So, sicherlich wartet die große Schar der Leser schon auf die Fortsetzung. :)

Bitteschön, hier geht es jetzt weiter! :)

Der 11. Tag: Mittwoch, der 25. Mai 2016

Ich verlasse Greetsiel an diesem Morgen nachdem ich das Grauwasser an der V+E-Anlage entsorgt und Frischwasser zugetankt hatte. Auch die WC-Cassette wurde fachgerecht und regelkonform geleert. Na, Ihr kennt das ja! :D

Daß es sich manchmal lohnt, auch mal in kleineren Orten anzuhalten und mal auszusteigen, habe ich dann in



erfahren. Ein wirklich netter kleiner Ort noch ganz in der Nähe von Greetsiel. schon am Ortsrand fordert mich ein Hinweis auf...



Na, da kann man doch dann nicht unbeachtet vorbei gehen. Und ich denke, es hat wirklich gelohnt, auf die Bremse zu treten, das WoMo am Strassenrand zu parken und ein paar Schritte durch den Ort zu gehen.
Die Pilsumer Kreuzkirche ist z.B. schon mal ein imposantes Bauwerk --> Link



Das gepflegte Ortsbild macht sich in den Straßen deutlich bemerkbar













Ja, und hier gibt es sogar noch die freilaufenden Hühner ...



... ob die wohl von ihren eingepferchten Artgenossen in den großen Legebatterien wissen?
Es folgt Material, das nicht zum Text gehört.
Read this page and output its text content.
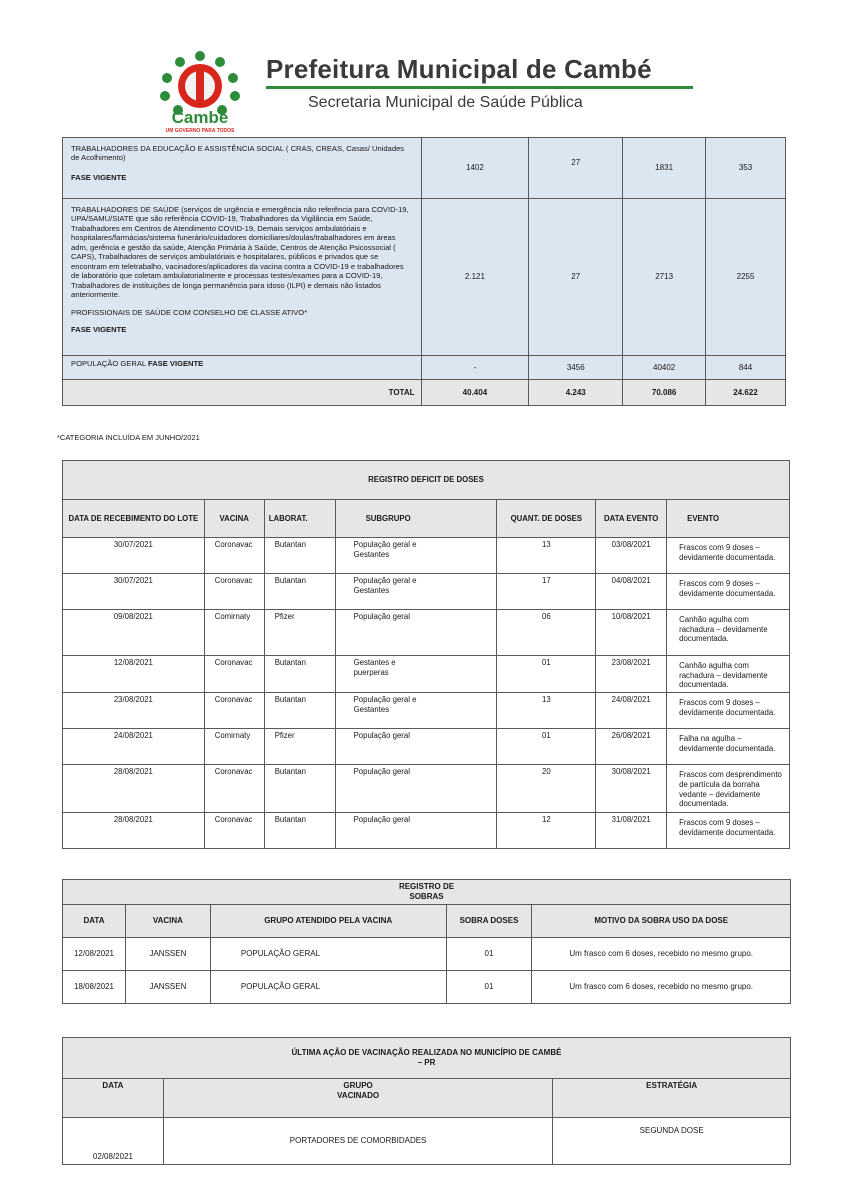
Cambé
UM GOVERNO PARA TODOS
Prefeitura Municipal de Cambé
Secretaria Municipal de Saúde Pública
TRABALHADORES DA EDUCAÇÃO E ASSISTÊNCIA SOCIAL ( CRAS, CREAS, Casas/ Unidades de Acolhimento)
FASE VIGENTE	1402	27	1831	353
TRABALHADORES DE SAÚDE (serviços de urgência e emergência não referência para COVID-19, UPA/SAMU/SIATE que são referência COVID-19, Trabalhadores da Vigilância em Saúde, Trabalhadores em Centros de Atendimento COVID-19, Demais serviços ambulatóriais e hospitalares/farmácias/sistema funerário/cuidadores domiciliares/doulas/trabalhadores em áreas adm, gerência e gestão da saúde, Atenção Primária à Saúde, Centros de Atenção Psicossocial ( CAPS), Trabalhadores de serviços ambulatóriais e hospitalares, públicos e privados que se encontram em teletrabalho, vacinadores/aplicadores da vacina contra a COVID-19 e trabalhadores de laboratório que coletam ambulatorialmente e processas testes/exames para a COVID-19, Trabalhadores de instituições de longa permanência para idoso (ILPI) e demais não listados anteriormente.
PROFISSIONAIS DE SAÚDE COM CONSELHO DE CLASSE ATIVO*
FASE VIGENTE	2.121	27	2713	2255
POPULAÇÃO GERAL FASE VIGENTE	-	3456	40402	844
TOTAL	40.404	4.243	70.086	24.622
*CATEGORIA INCLUÍDA EM JUNHO/2021
REGISTRO DEFICIT DE DOSES						
DATA DE RECEBIMENTO DO LOTE	VACINA	LABORAT.	SUBGRUPO	QUANT. DE DOSES	DATA EVENTO	EVENTO
30/07/2021	Coronavac	Butantan	População geral e Gestantes	13	03/08/2021	Frascos com 9 doses – devidamente documentada.
30/07/2021	Coronavac	Butantan	População geral e Gestantes	17	04/08/2021	Frascos com 9 doses – devidamente documentada.
09/08/2021	Comirnaty	Pfizer	População geral	06	10/08/2021	Canhão agulha com rachadura – devidamente documentada.
12/08/2021	Coronavac	Butantan	Gestantes e puerperas	01	23/08/2021	Canhão agulha com rachadura – devidamente documentada.
23/08/2021	Coronavac	Butantan	População geral e Gestantes	13	24/08/2021	Frascos com 9 doses – devidamente documentada.
24/08/2021	Comirnaty	Pfizer	População geral	01	26/08/2021	Falha na agulha – devidamente documentada.
28/08/2021	Coronavac	Butantan	População geral	20	30/08/2021	Frascos com desprendimento de partícula da borraha vedante – devidamente documentada.
28/08/2021	Coronavac	Butantan	População geral	12	31/08/2021	Frascos com 9 doses – devidamente documentada.
REGISTRO DE SOBRAS				
DATA	VACINA	GRUPO ATENDIDO PELA VACINA	SOBRA DOSES	MOTIVO DA SOBRA USO DA DOSE
12/08/2021	JANSSEN	POPULAÇÃO GERAL	01	Um frasco com 6 doses, recebido no mesmo grupo.
18/08/2021	JANSSEN	POPULAÇÃO GERAL	01	Um frasco com 6 doses, recebido no mesmo grupo.
ÚLTIMA AÇÃO DE VACINAÇÃO REALIZADA NO MUNICÍPIO DE CAMBÉ – PR		
DATA	GRUPO VACINADO	ESTRATÉGIA
02/08/2021	PORTADORES DE COMORBIDADES	SEGUNDA DOSE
Nächster Stop war dann in Groothusen, auch ein kleinerer Ort und gar nicht sooo weit weg von Emden. :D





Auf der linken Straßenseite ( von Greetsiel kommend ) liegt, versteckt in einem kleinen Mischwald, die Osterburg --> Link



Und auch hier in Groothusen besticht der Ort mit einem gepflegten Erscheinungsbild...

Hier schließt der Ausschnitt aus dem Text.